C.3. Gravitational light bending and the Shapiro delay

\label{sec-gr-light}

We discuss gravitational lensing by stars, compact objects, galaxies, and clusters of galaxies in Chapter 15. The basic ingredients from the general theory of relativity that we need to study gravitational lensing are the deflection and the time delay experienced by light traveling through a gravitational field. Because the gravitational fields involved are always weak, we can use the Newtonian limit from the previous section to derive these.
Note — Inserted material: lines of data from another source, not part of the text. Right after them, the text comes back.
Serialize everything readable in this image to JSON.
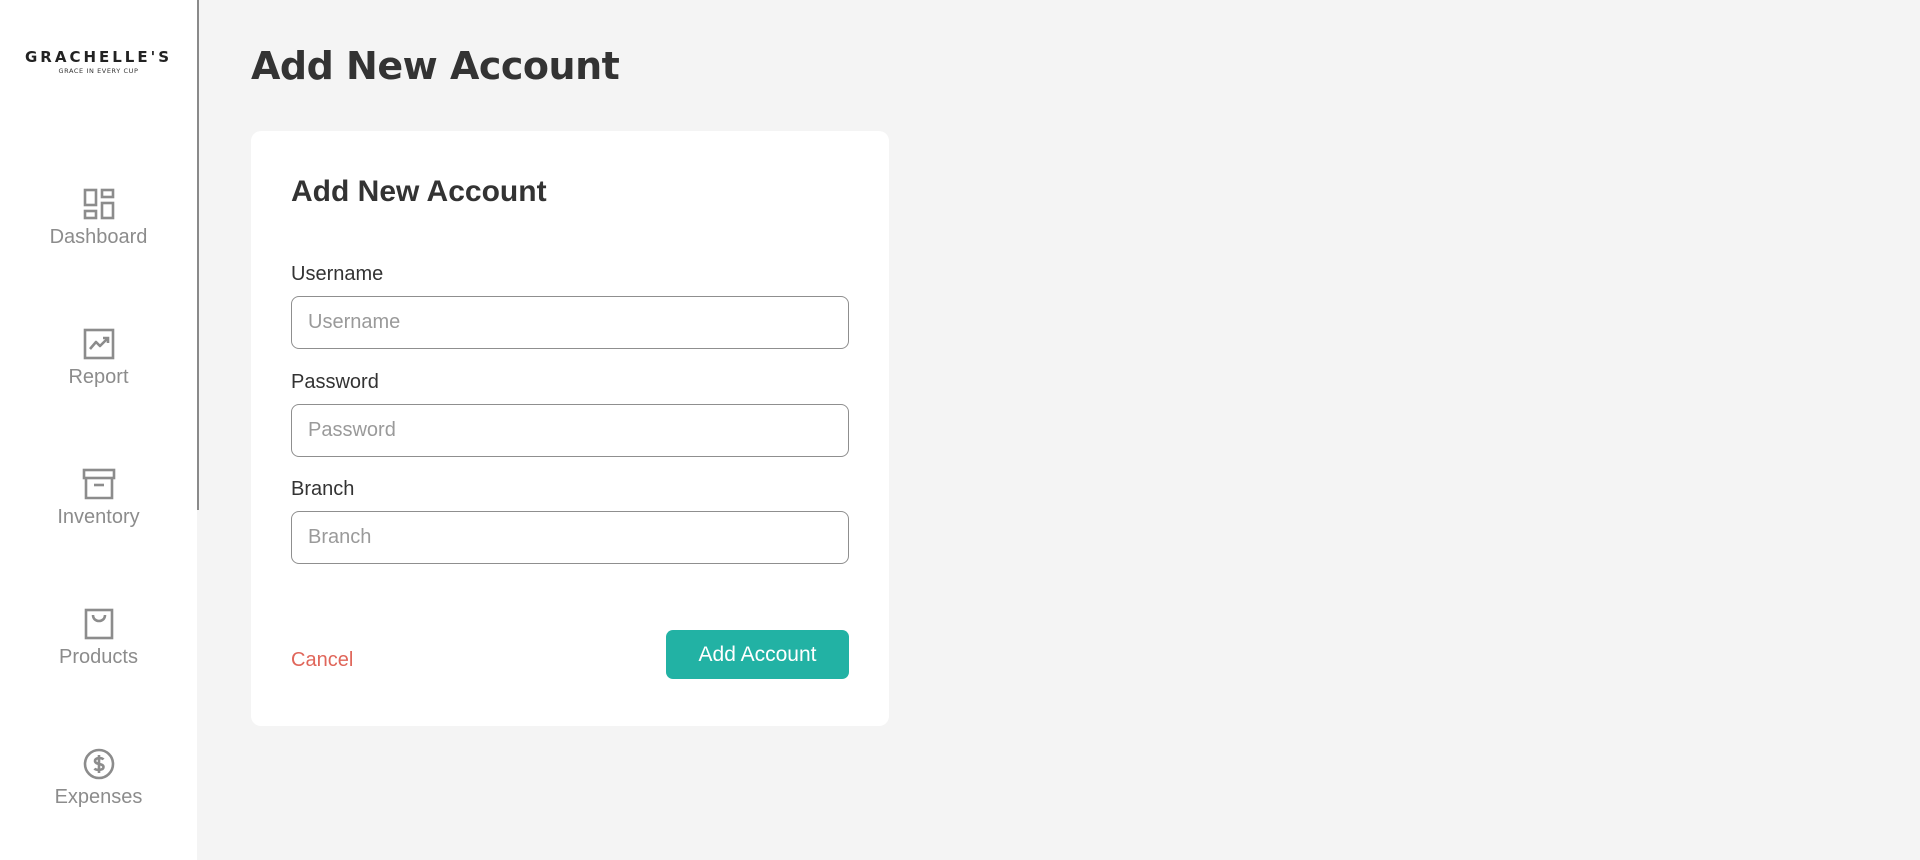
{
  "brand": {
    "name": "GRACHELLE'S",
    "tagline": "GRACE IN EVERY CUP"
  },
  "sidebar": {
    "items": [
      {
        "label": "Dashboard",
        "icon": "dashboard-icon"
      },
      {
        "label": "Report",
        "icon": "trending-chart-icon"
      },
      {
        "label": "Inventory",
        "icon": "archive-box-icon"
      },
      {
        "label": "Products",
        "icon": "shopping-bag-icon"
      },
      {
        "label": "Expenses",
        "icon": "dollar-circle-icon"
      }
    ]
  },
  "page": {
    "title": "Add New Account"
  },
  "form": {
    "title": "Add New Account",
    "fields": [
      {
        "label": "Username",
        "placeholder": "Username",
        "value": ""
      },
      {
        "label": "Password",
        "placeholder": "Password",
        "value": ""
      },
      {
        "label": "Branch",
        "placeholder": "Branch",
        "value": ""
      }
    ],
    "cancel_label": "Cancel",
    "submit_label": "Add Account"
  },
  "colors": {
    "accent": "#22b2a4",
    "cancel": "#e0665a",
    "background": "#f4f4f4",
    "sidebar_text": "#8c8c8c"
  }
}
In the limit of a weak gravitational field, the metric is that of Equation (C.73), but we’ll use the more general form of Equation (C.74) to clearly distinguish the role of the Newtonian and curvature potential (as discussed at the start of Section C.2, technically, we should use the metric from Equation C.75, but this is not necessary for our purposes as we only consider lensing within or by galaxies; only cosmic-shear calculations require the use of Equation C.75). Trajectories of light are again solutions of the geodesic Equation (C.34), but unlike in the previous section, we now have to solve this for relativistic matter. Light travels on null geodesics that have \(\Delta s = 0\). Because of this, we cannot use the proper time to parameterize the light’s path, but we can use a different parameter \(\lambda\) such that the light’s trajectory is \(x^\mu(\lambda)\). The null-geodesic condition is then \begin{equation}\label{eq-gr-null-geodesic} g_{\mu\nu}{\mathrm{d} x^\mu \over \mathrm{d} \lambda}{\mathrm{d} x^\nu \over \mathrm{d} \lambda} = 0\,. \end{equation} For the perturbed metric \(g_{\mu\nu} = \eta_{\mu\nu} + h_{\mu\nu}\), this needs to hold to zero-th and first order. We decompose the trajectory as \(x^\mu(\lambda) = x_0^\mu(\lambda)+x_1^\mu(\lambda)\), where \(|x_1^\mu| \ll |x_0^\mu|\) and writing \(\mathrm{d}x_0^\mu / \mathrm{d}\lambda \equiv k^\mu\) and \(\mathrm{d}x_1^\mu / \mathrm{d}\lambda \equiv l^\mu\), we have that the null-geodesic condition to zero-th order implies that \begin{equation} (k^0)^2 = (\vec{k})^2 = k^2\,, \end{equation} where \(k\) is the length of \(\vec{k}\), which is the spatial part of \(k^\mu= (k^0,\vec{k})\). The zero-th order geodesic equation is simply \begin{equation} {\mathrm{d} k^\mu \over \mathrm{d} \lambda} = 0\,, \end{equation} and \(k^\mu\) is therefore constant; this is the straight trajectory of light in flat space.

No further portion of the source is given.